Gevrey-Chambertin Clos St.Jacques

2005 Bourée Pierre Fils Gevrey-Chambertin Clos St.Jacques

By on November 30, 2008 #asides

Deeply coloured – purple at the rim. The nose starts with plenty of oak that has a hint of toast but no more – it’s very wide and covers dark-skinned fruit. It slowly evolves, but never shows the complexity and stems of the 2004. Mouth-filling, again there’s oak flavour and some well grained tannin too. The acidity starts a tiny bit forward, though only exacerbates the superb length – those flavours are a lot to do with oak and are eventually just a little bitter, but this is very impressive. Quite some concentration in the mid-palate and certainly it’s a little rustic, but it’s clearly full of wine – better than some GC’s! This will need several years for the wood to move into the background, but it’s a real quality effort that shows personality. I initially bought three, but am now going back for a couple more – clearly built for the long-haul. As a post-script, day two shows little obvious oak, still no stems and a better balance. All good signs – okay, maybe I’d have liked a little stems…

2006 Clair Bruno Gevrey-Chambertin Clos St.Jacques

By on November 30, 2008 #asides

Medium, medium-plus colour. Also rather tight but there’s a more caramel depth surrounding the tight core of glossy fruit. The structure initially seems completely separate to the fruit – then both come together perfectly. This super wine is clearly vin de garde material, so keep it in the cellar for a few years.

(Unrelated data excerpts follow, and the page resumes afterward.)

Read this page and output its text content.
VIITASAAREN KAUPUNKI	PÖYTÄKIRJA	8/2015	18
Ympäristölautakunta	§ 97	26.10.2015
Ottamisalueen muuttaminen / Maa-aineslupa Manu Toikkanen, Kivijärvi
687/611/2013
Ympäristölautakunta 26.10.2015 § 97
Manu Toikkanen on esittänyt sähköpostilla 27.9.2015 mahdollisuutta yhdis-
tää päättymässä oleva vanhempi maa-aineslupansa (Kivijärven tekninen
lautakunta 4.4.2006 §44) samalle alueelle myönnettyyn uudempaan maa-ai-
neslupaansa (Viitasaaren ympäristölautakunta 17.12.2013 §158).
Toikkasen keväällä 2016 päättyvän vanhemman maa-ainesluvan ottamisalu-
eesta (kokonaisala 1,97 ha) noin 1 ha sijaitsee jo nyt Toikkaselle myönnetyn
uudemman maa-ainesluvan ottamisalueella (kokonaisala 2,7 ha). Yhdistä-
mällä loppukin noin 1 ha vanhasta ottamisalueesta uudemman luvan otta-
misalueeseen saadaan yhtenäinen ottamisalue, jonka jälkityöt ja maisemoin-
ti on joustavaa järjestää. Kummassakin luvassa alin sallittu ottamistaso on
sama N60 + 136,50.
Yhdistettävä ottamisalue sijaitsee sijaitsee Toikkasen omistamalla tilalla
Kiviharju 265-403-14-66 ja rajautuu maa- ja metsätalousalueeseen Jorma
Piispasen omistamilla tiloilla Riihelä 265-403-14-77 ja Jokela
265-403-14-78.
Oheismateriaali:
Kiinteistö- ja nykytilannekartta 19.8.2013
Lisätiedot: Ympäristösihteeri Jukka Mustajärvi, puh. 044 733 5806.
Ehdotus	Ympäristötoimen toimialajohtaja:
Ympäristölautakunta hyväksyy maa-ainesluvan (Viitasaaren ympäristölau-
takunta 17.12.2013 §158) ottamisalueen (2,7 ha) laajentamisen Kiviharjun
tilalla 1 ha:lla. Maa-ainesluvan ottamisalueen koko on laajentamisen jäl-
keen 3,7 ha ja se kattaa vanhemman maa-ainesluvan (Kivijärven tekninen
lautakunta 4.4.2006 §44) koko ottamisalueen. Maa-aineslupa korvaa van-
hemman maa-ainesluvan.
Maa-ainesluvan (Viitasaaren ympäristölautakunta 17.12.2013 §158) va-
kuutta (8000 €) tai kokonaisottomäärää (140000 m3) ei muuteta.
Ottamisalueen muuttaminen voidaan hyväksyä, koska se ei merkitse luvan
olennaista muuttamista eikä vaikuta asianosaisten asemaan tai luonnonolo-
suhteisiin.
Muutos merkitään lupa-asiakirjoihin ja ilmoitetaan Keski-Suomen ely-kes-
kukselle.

1993 Esmonin Frédéric Gevrey-Chambertin Clos St.Jacques

By on March 31, 2008 #asides

Medium colour. The nose is rather mature and quite ripe with an undertow of undergrowth and eventually chocolate. After the last 1993 this is fuller and riper with apparently lower acidity. There is a medium-plus length of finish and very understated structure. I would characterise this as a very friendly and ‘cosy’ wine – particularly for a 93 – one to curl up with. Possibly not a wine for the ages but it’s coming into a nice drinking window now.

2001 Fourrier Gevrey-Chambertin Clos St.Jacques

By on March 31, 2008 #asides

A lovely fine and elegant nose of quite some complexity – red fruits and earth. The palate is long, faintly mineral and very wide in the mid-palate and into the finish. Perhaps a little unruly – let’s say over-exuberant as it finishes but much complexity here too. An impressive and characterful wine.

1991 Rousseau Armand Gevrey-Chambertin Clos St.Jacques

By on March 31, 2008 #asides

A lovely, bright medium ruby-red colour. Undergrowth and maturing red fruits are the main aromas to start, but slowly the undergrowth fades to reveal a lovely redcurrant note. Nice texture – very smooth. I find just a tough of harshness to the acidity that’s mirrored in the finish, but this slowly improves if never completely fades. There is a nicely understated length here and I would say this is pretty much ready to go. Very nice, but far from the quality of the Chambertin and Bèze at this address in 1991, in terms of a rebuy, I would expect prices to be too high for the reward – but you never know

2005 Clair Bruno Gevrey-Chambertin Clos St.Jacques

By on October 31, 2007 #asides

A deep, round and oakily creamy nose – quite clean though. Ripe and clean with real concentration and dimension. There’s lots of tannin but it’s balanced and long – impressive.

2004 Esmonin Sylvie Gevrey-Chambertin Clos St.Jacques

By on March 31, 2007 #asides

Deeper colour than the villages – edged with purple. The nose is much tighter and less giving, but earthier. The palate is denser and smoother – executive beefcake here. Perfect acidity and a very impressive length. Just like the villages, this wine is mainly about a black fruit profile with fine dry tannin that is completely covered by the soft fruit. I was very happy until I returned to the last half glass that had overnighted in the fridge – the earth has turned to cedar on the nose, less plush in the palate and the tannins stuck out. Day 1 fantastic, day 2 not! Many wines made in a reductive style won’t survive overnight in the fridge – Fourrier is a good example – based on this I’ll give it the benefit of the doubt because it was super on day 1.

2004 Fourrier Gevrey-Chambertin Clos St.Jacques

By on March 31, 2007 #asides

Medium, medium-plus cherry-red colour. The nose starts wide and creamy – I though a little lactic too but this was transient – quickly taking on a forward cream coverd red cherry aspect and eventually coffee notes too. Understated, concentrated and tons of mid-palate dimension – many of these wines are one-dimensional in comparision. The fruit is so well done that it completely buries any necessity to discuss acidity or tannin. The creamy finish is understated but very long. Really top-class wine.

1999 Esmonin Sylvie Gevrey-Chambertin Clos St.Jacques

By on November 30, 2006 #asides

(From magnum) Medium ruby-red colour. It’s a wide and mineral nose with an almost corky element. With time the corky element takes over – I never found it on the palate though – still, a shame.